Two ways of looking at that...
1) UUs can believe all sorts of things regarding the supernatural. But, with regard to how we view and treat one another, very different story.
2) More tongue in cheek, if we can believe whatever we want, then we can proudly call ourselves the theological equivalent of a five hundred pound gorilla.
"You can believe anything you want." is how many people view Pagans, too. "Jack Chick" style Christians use this "fact" to prove only their version of Christianity can be true.
Someone should do an essay about how the Free Christian concept of noncreedalism and freedom of conscience, which played a huge role in 19th century Unitarian theology, led to the sort of religious pluralism of todays congregations.

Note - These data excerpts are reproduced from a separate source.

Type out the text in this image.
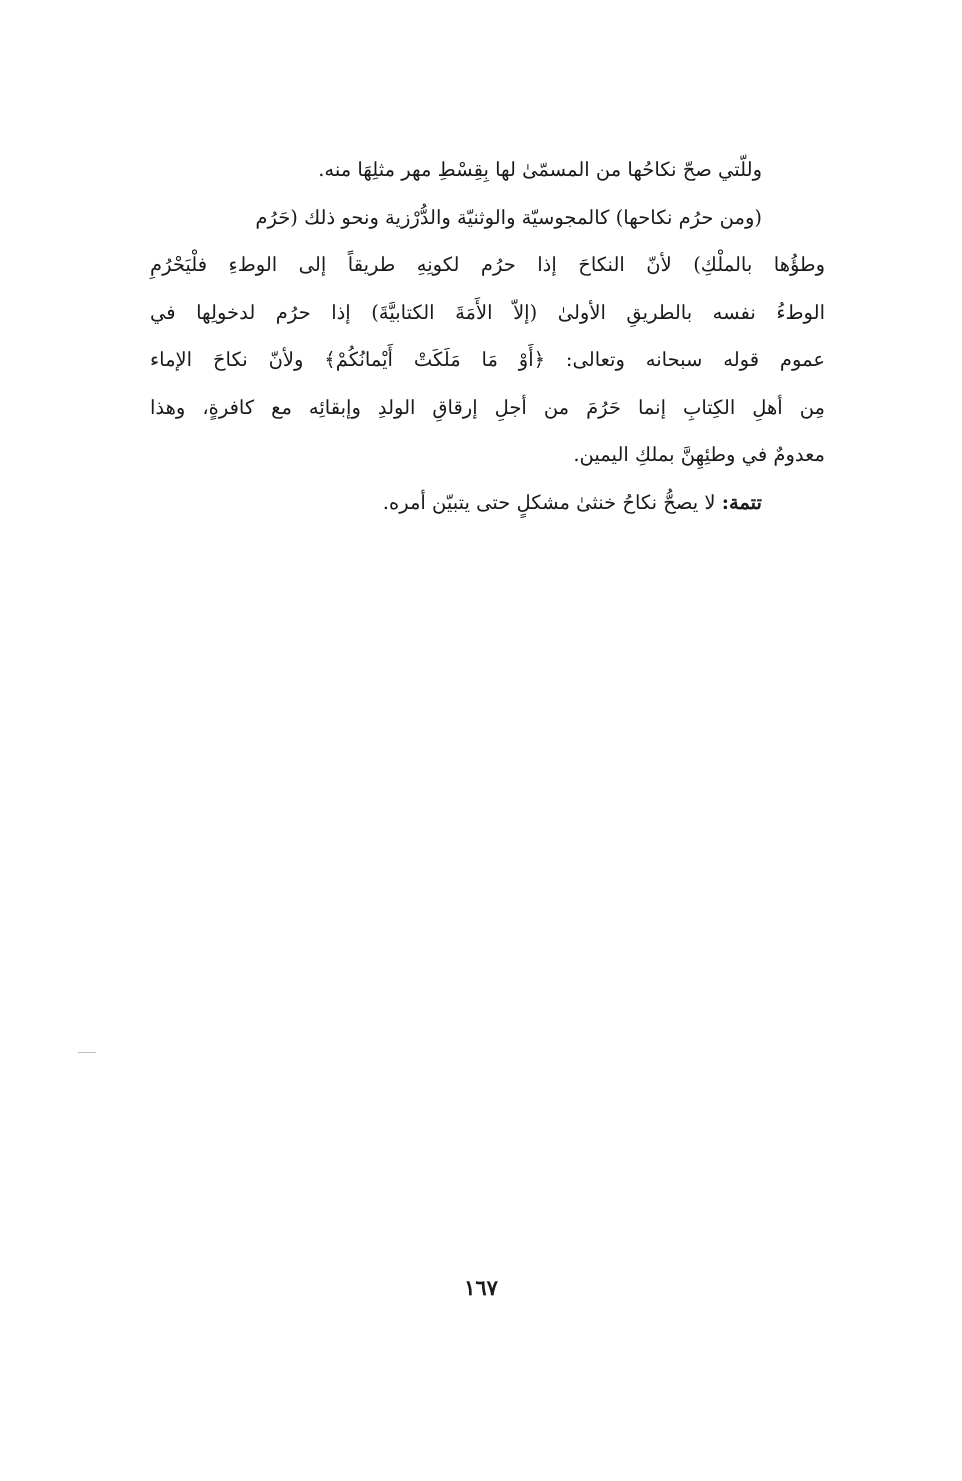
وللّتي صحّ نكاحُها من المسمّىٰ لها بِقِسْطِ مهر مثلِهَا منه.
(ومن حرُم نكاحها) كالمجوسيّة والوثنيّة والدُّرْزية ونحو ذلك (حَرُم
وطؤُها بالملْكِ) لأنّ النكاحَ إذا حرُم لكونِهِ طريقاً إلى الوطءِ فلْيَحْرُمِ
الوطءُ نفسه بالطريقِ الأولىٰ (إلاّ الأَمَةَ الكتابيَّةَ) إذا حرُم لدخولِها في
عموم قوله سبحانه وتعالى: ﴿أَوْ مَا مَلَكَتْ أَيْمانُكُمْ﴾ ولأنّ نكاحَ الإماء
مِن أهلِ الكِتابِ إنما حَرُمَ من أجلِ إرقاقِ الولدِ وإبقائِه مع كافرةٍ، وهذا
معدومٌ في وطئِهِنَّ بملكِ اليمين.
تتمة: لا يصحُّ نكاحُ خنثىٰ مشكلٍ حتى يتبيّن أمره.
١٦٧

Even if one presents the idea of noncreedalism as "you can believe whatever you want" it still seems to me to be marginally less littlekiddish, (and more grounded in UU theology) than this weird emphasis on the eight principals of UUism that seems to be the
current trendy thing.
This is why I am please to see that the yet-to-be-published Tapestry of Faith curriculum dealing with Interfaith work has a large emphasis on giving youth help in defining what Unitarian Universalism is.
It's funny how we can get such different takaways from the same source. The little kids version of Christianity stuck in my head is one of avoiding punishment. "Obey God because he loves you." might be a good encapsulation.